The trio of men found their kids a handful. Hailing from the Philippines, Singapore and Malaysia, the three had to take care of their kids while their wives went on an all-expenses-paid vacation.
For Manila resident Kenneth, tasks that his wife Emerald made look mundane, like taking their 2-year-old daughter Briley to the dentist, proved a nightmare, while her 24-hour crying fits took a toll on him. His Singaporean and Malaysian counterparts, Christopher and Jason, fared no better. Christopher faced the daunting task of taking his three kids to business meetings and fine-dining restaurants, while Jason had to go through unfamiliar territory, namely a children’s playground.
The three are among the contestants on the Lifetime Channel’s new reality show, “Mom’s Time Out.” Set to premiere on Aug. 28, the show is nothing less than a social experiment that sets out to turn the Asian notion of nuclear families on its head.
“The show takes on a certain structure. The Singaporean contestant Christopher has three kids, Jason from Malaysia has two, while Kenneth has one child,” says Hazel Yap, the marketing and communications director for the Asia Pacific office of the Arts and Entertainment Networks, the parent company of the Lifetime Channel as well as other channels like History, Bio and Crime and Investigation.
“We also try to highlight their diversity by showing them to be from different walks of life. But overall, the show reflects the family values that remained at the core of our programs,” Yap says.
“Mom’s Time Out” is one of a number of new shows that A&E has rolled out for cable viewers throughout Southeast Asia. The History Channel is set to offer up a second season of “Ride and Seek,” an adventure reality show that sees American biker Jaime Dempsey explore Sarawak, the Malaysian side of Borneo, on her bike. Set to premiere on Aug. 18, the show sees Dempsey explore caves used by the Japanese Army in World War II, spar with Malaysian MMA fighter Ann “Athena” Osman, and pay homage to the dead at an Iban tribe longhouse.

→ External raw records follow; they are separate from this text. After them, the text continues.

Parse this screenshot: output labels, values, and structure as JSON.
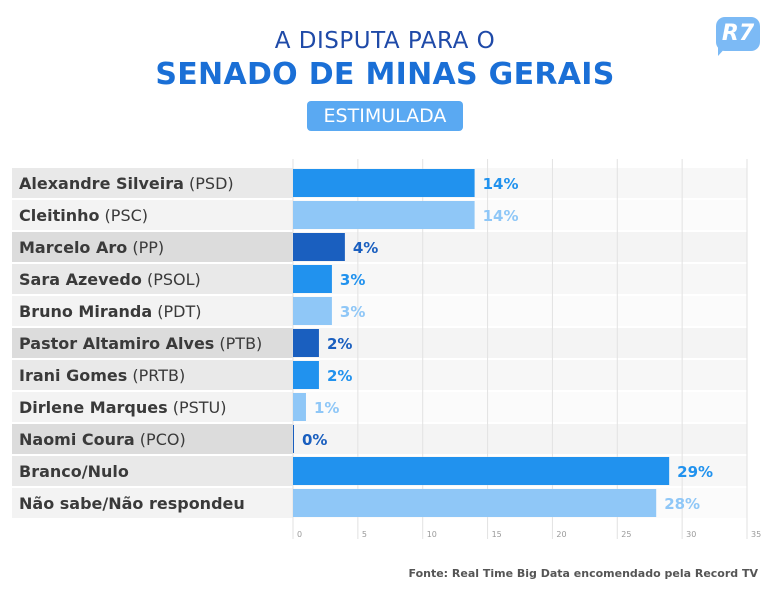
{
  "header": {
    "title_line1": "A DISPUTA PARA O",
    "title_line2": "SENADO DE MINAS GERAIS",
    "badge": "ESTIMULADA",
    "logo": "R7"
  },
  "source": "Fonte: Real Time Big Data encomendado pela Record TV",
  "colors": {
    "title_dark": "#1f4aa8",
    "title_accent": "#1a6fd6",
    "badge_bg": "#5aa9f2",
    "bar_mid": "#2192ee",
    "bar_light": "#8fc7f7",
    "bar_dark": "#1a5fbf"
  },
  "chart_data": {
    "type": "bar",
    "orientation": "horizontal",
    "title": "A DISPUTA PARA O SENADO DE MINAS GERAIS",
    "subtitle": "ESTIMULADA",
    "xlabel": "",
    "ylabel": "",
    "xlim": [
      0,
      35
    ],
    "xticks": [
      0,
      5,
      10,
      15,
      20,
      25,
      30,
      35
    ],
    "grid": true,
    "categories": [
      {
        "name": "Alexandre Silveira",
        "party": "(PSD)"
      },
      {
        "name": "Cleitinho",
        "party": "(PSC)"
      },
      {
        "name": "Marcelo Aro",
        "party": "(PP)"
      },
      {
        "name": "Sara Azevedo",
        "party": "(PSOL)"
      },
      {
        "name": "Bruno Miranda",
        "party": "(PDT)"
      },
      {
        "name": "Pastor Altamiro Alves",
        "party": "(PTB)"
      },
      {
        "name": "Irani Gomes",
        "party": "(PRTB)"
      },
      {
        "name": "Dirlene Marques",
        "party": "(PSTU)"
      },
      {
        "name": "Naomi Coura",
        "party": "(PCO)"
      },
      {
        "name": "Branco/Nulo",
        "party": ""
      },
      {
        "name": "Não sabe/Não respondeu",
        "party": ""
      }
    ],
    "values": [
      14,
      14,
      4,
      3,
      3,
      2,
      2,
      1,
      0,
      29,
      28
    ],
    "value_labels": [
      "14%",
      "14%",
      "4%",
      "3%",
      "3%",
      "2%",
      "2%",
      "1%",
      "0%",
      "29%",
      "28%"
    ],
    "bar_colors": [
      "mid",
      "light",
      "dark",
      "mid",
      "light",
      "dark",
      "mid",
      "light",
      "dark",
      "mid",
      "light"
    ]
  }
}
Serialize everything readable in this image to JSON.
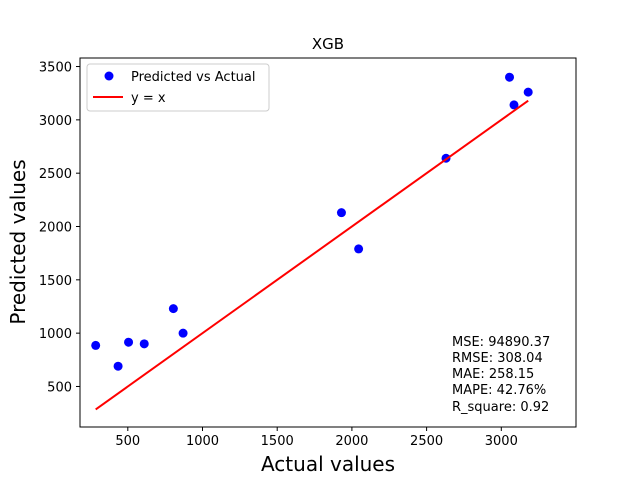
{
  "chart_data": {
    "type": "scatter",
    "title": "XGB",
    "xlabel": "Actual values",
    "ylabel": "Predicted values",
    "xlim": [
      180,
      3500
    ],
    "ylim": [
      120,
      3580
    ],
    "xticks": [
      500,
      1000,
      1500,
      2000,
      2500,
      3000
    ],
    "yticks": [
      500,
      1000,
      1500,
      2000,
      2500,
      3000,
      3500
    ],
    "grid": false,
    "legend": {
      "placement": "top-left"
    },
    "series": [
      {
        "name": "Predicted vs Actual",
        "kind": "scatter",
        "color": "#0000ff",
        "points": [
          [
            285,
            885
          ],
          [
            435,
            690
          ],
          [
            505,
            915
          ],
          [
            610,
            900
          ],
          [
            805,
            1230
          ],
          [
            870,
            1000
          ],
          [
            1930,
            2130
          ],
          [
            2045,
            1790
          ],
          [
            2630,
            2640
          ],
          [
            3055,
            3400
          ],
          [
            3085,
            3140
          ],
          [
            3180,
            3260
          ]
        ]
      },
      {
        "name": "y = x",
        "kind": "line",
        "color": "#ff0000",
        "points": [
          [
            285,
            285
          ],
          [
            3180,
            3180
          ]
        ]
      }
    ],
    "annotations": [
      "MSE: 94890.37",
      "RMSE: 308.04",
      "MAE: 258.15",
      "MAPE: 42.76%",
      "R_square: 0.92"
    ]
  }
}
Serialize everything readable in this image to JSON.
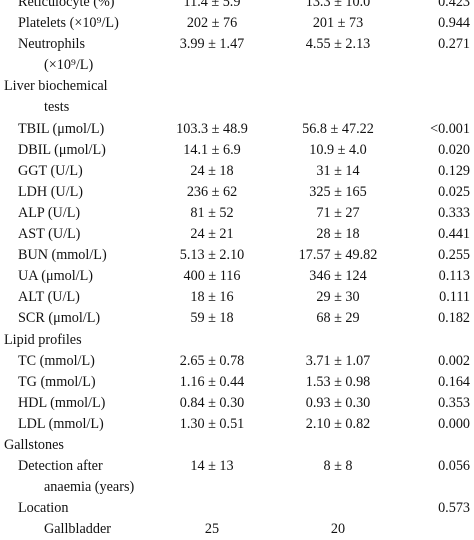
{
  "rows": [
    {
      "label": "Reticulocyte (%)",
      "group1": "11.4 ± 5.9",
      "group2": "13.3 ± 10.0",
      "p": "0.423"
    },
    {
      "label": "Platelets (×10⁹/L)",
      "group1": "202 ± 76",
      "group2": "201 ± 73",
      "p": "0.944"
    },
    {
      "label": "Neutrophils",
      "group1": "3.99 ± 1.47",
      "group2": "4.55 ± 2.13",
      "p": "0.271"
    },
    {
      "label": "(×10⁹/L)",
      "group1": "",
      "group2": "",
      "p": "",
      "continuation": true
    },
    {
      "label": "Liver biochemical",
      "group1": "",
      "group2": "",
      "p": "",
      "section": true
    },
    {
      "label": "tests",
      "group1": "",
      "group2": "",
      "p": "",
      "continuation": true
    },
    {
      "label": "TBIL (μmol/L)",
      "group1": "103.3 ± 48.9",
      "group2": "56.8 ± 47.22",
      "p": "<0.001"
    },
    {
      "label": "DBIL (μmol/L)",
      "group1": "14.1 ± 6.9",
      "group2": "10.9 ± 4.0",
      "p": "0.020"
    },
    {
      "label": "GGT (U/L)",
      "group1": "24 ± 18",
      "group2": "31 ± 14",
      "p": "0.129"
    },
    {
      "label": "LDH (U/L)",
      "group1": "236 ± 62",
      "group2": "325 ± 165",
      "p": "0.025"
    },
    {
      "label": "ALP (U/L)",
      "group1": "81 ± 52",
      "group2": "71 ± 27",
      "p": "0.333"
    },
    {
      "label": "AST (U/L)",
      "group1": "24 ± 21",
      "group2": "28 ± 18",
      "p": "0.441"
    },
    {
      "label": "BUN (mmol/L)",
      "group1": "5.13 ± 2.10",
      "group2": "17.57 ± 49.82",
      "p": "0.255"
    },
    {
      "label": "UA (μmol/L)",
      "group1": "400 ± 116",
      "group2": "346 ± 124",
      "p": "0.113"
    },
    {
      "label": "ALT (U/L)",
      "group1": "18 ± 16",
      "group2": "29 ± 30",
      "p": "0.111"
    },
    {
      "label": "SCR (μmol/L)",
      "group1": "59 ± 18",
      "group2": "68 ± 29",
      "p": "0.182"
    },
    {
      "label": "Lipid profiles",
      "group1": "",
      "group2": "",
      "p": "",
      "section": true
    },
    {
      "label": "TC (mmol/L)",
      "group1": "2.65 ± 0.78",
      "group2": "3.71 ± 1.07",
      "p": "0.002"
    },
    {
      "label": "TG (mmol/L)",
      "group1": "1.16 ± 0.44",
      "group2": "1.53 ± 0.98",
      "p": "0.164"
    },
    {
      "label": "HDL (mmol/L)",
      "group1": "0.84 ± 0.30",
      "group2": "0.93 ± 0.30",
      "p": "0.353"
    },
    {
      "label": "LDL (mmol/L)",
      "group1": "1.30 ± 0.51",
      "group2": "2.10 ± 0.82",
      "p": "0.000"
    },
    {
      "label": "Gallstones",
      "group1": "",
      "group2": "",
      "p": "",
      "section": true
    },
    {
      "label": "Detection after",
      "group1": "14 ± 13",
      "group2": "8 ± 8",
      "p": "0.056"
    },
    {
      "label": "anaemia (years)",
      "group1": "",
      "group2": "",
      "p": "",
      "continuation": true
    },
    {
      "label": "Location",
      "group1": "",
      "group2": "",
      "p": "0.573"
    },
    {
      "label": "Gallbladder",
      "group1": "25",
      "group2": "20",
      "p": "",
      "continuation": true
    }
  ]
}
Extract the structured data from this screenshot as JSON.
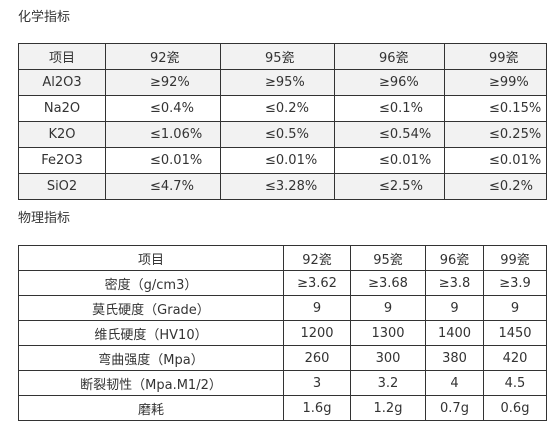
{
  "chemical": {
    "title": "化学指标",
    "header": [
      "项目",
      "92瓷",
      "95瓷",
      "96瓷",
      "99瓷"
    ],
    "rows": [
      [
        "Al2O3",
        "≥92%",
        "≥95%",
        "≥96%",
        "≥99%"
      ],
      [
        "Na2O",
        "≤0.4%",
        "≤0.2%",
        "≤0.1%",
        "≤0.15%"
      ],
      [
        "K2O",
        "≤1.06%",
        "≤0.5%",
        "≤0.54%",
        "≤0.25%"
      ],
      [
        "Fe2O3",
        "≤0.01%",
        "≤0.01%",
        "≤0.01%",
        "≤0.01%"
      ],
      [
        "SiO2",
        "≤4.7%",
        "≤3.28%",
        "≤2.5%",
        "≤0.2%"
      ]
    ]
  },
  "physical": {
    "title": "物理指标",
    "header": [
      "项目",
      "92瓷",
      "95瓷",
      "96瓷",
      "99瓷"
    ],
    "rows": [
      [
        "密度（g/cm3）",
        "≥3.62",
        "≥3.68",
        "≥3.8",
        "≥3.9"
      ],
      [
        "莫氏硬度（Grade）",
        "9",
        "9",
        "9",
        "9"
      ],
      [
        "维氏硬度（HV10）",
        "1200",
        "1300",
        "1400",
        "1450"
      ],
      [
        "弯曲强度（Mpa）",
        "260",
        "300",
        "380",
        "420"
      ],
      [
        "断裂韧性（Mpa.M1/2）",
        "3",
        "3.2",
        "4",
        "4.5"
      ],
      [
        "磨耗",
        "1.6g",
        "1.2g",
        "0.7g",
        "0.6g"
      ]
    ]
  }
}
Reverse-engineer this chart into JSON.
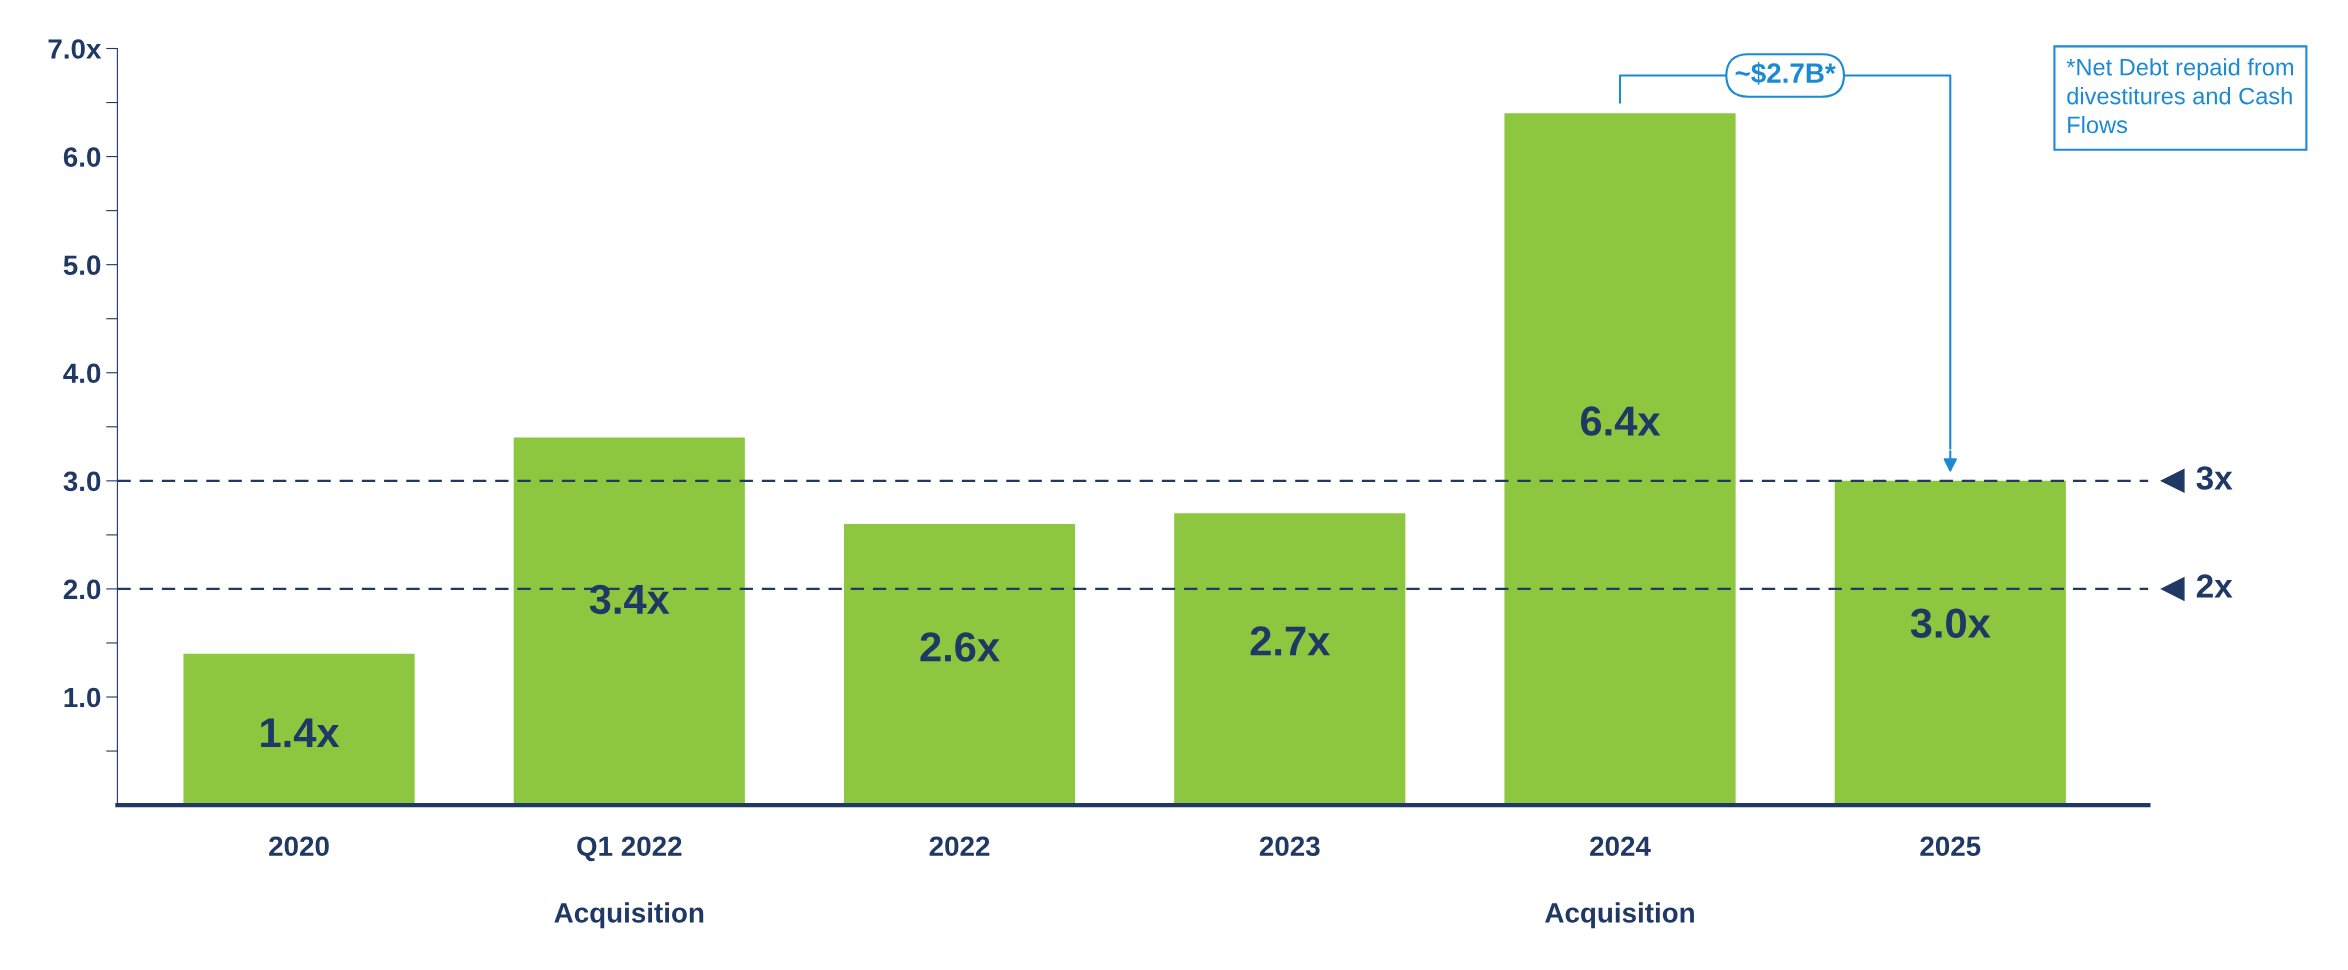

“The show is in line with the History Channel’s vision of raising public awareness of their world through entertaining programs,” says A&E Asia Networks marketing and communications manager Geraldine Kong.
“There is a possibility that the show could extend to Indonesia, but we don’t know when just yet,” she adds.
“We will still reach out to Indonesian viewers through our Twitter account, @History_IDN. But for the most part, we are still sounding out the Indonesian market, trying out to find what appeals to the local market and understanding the local countries’ content. This is imperative as Indonesia is our biggest market in the region, as well as its most diverse and complex.”
One upcoming show that does cater specifically to the Indonesian audience is “Photo Face-Off.” Set to premiere on Sept. 23, the show features aspiring Indonesian photographer Willy Lesmana among a field of contestants from around Southeast Asia trying to land a lucrative job to photo celebrities in New York.
“‘Photo Face-Off’ is the biggest local production yet made by the History Channel,” Kong says.
“The photographers will have to face three challenges — speed, theme and extreme — before they can land the contract. They will be pushed to the limits of their resourcefulness and skills by their judge, photographer Justin Mott, just to see if they have what it takes to win.”
Other Southeast Asian-geared shows include “My Mosque,” which centers on a mosque in a Malaysian town and highlights local beliefs, culture and food.
A&E will also feature the original miniseries “Houdini” on the History Channel. Starring Oscar-winning actor Adrien Brody, the show takes on the legendary magician’s life and times. Lifetime will also have a film adaptation of the V.C. Andrews classic “Flowers in the Attic” and “Petals in the Wind,” which will premiere on Aug. 12 and Aug. 19 respectively. But regardless of whichever show you opt to watch, it’s not too much to say that you will be spoilt for choice.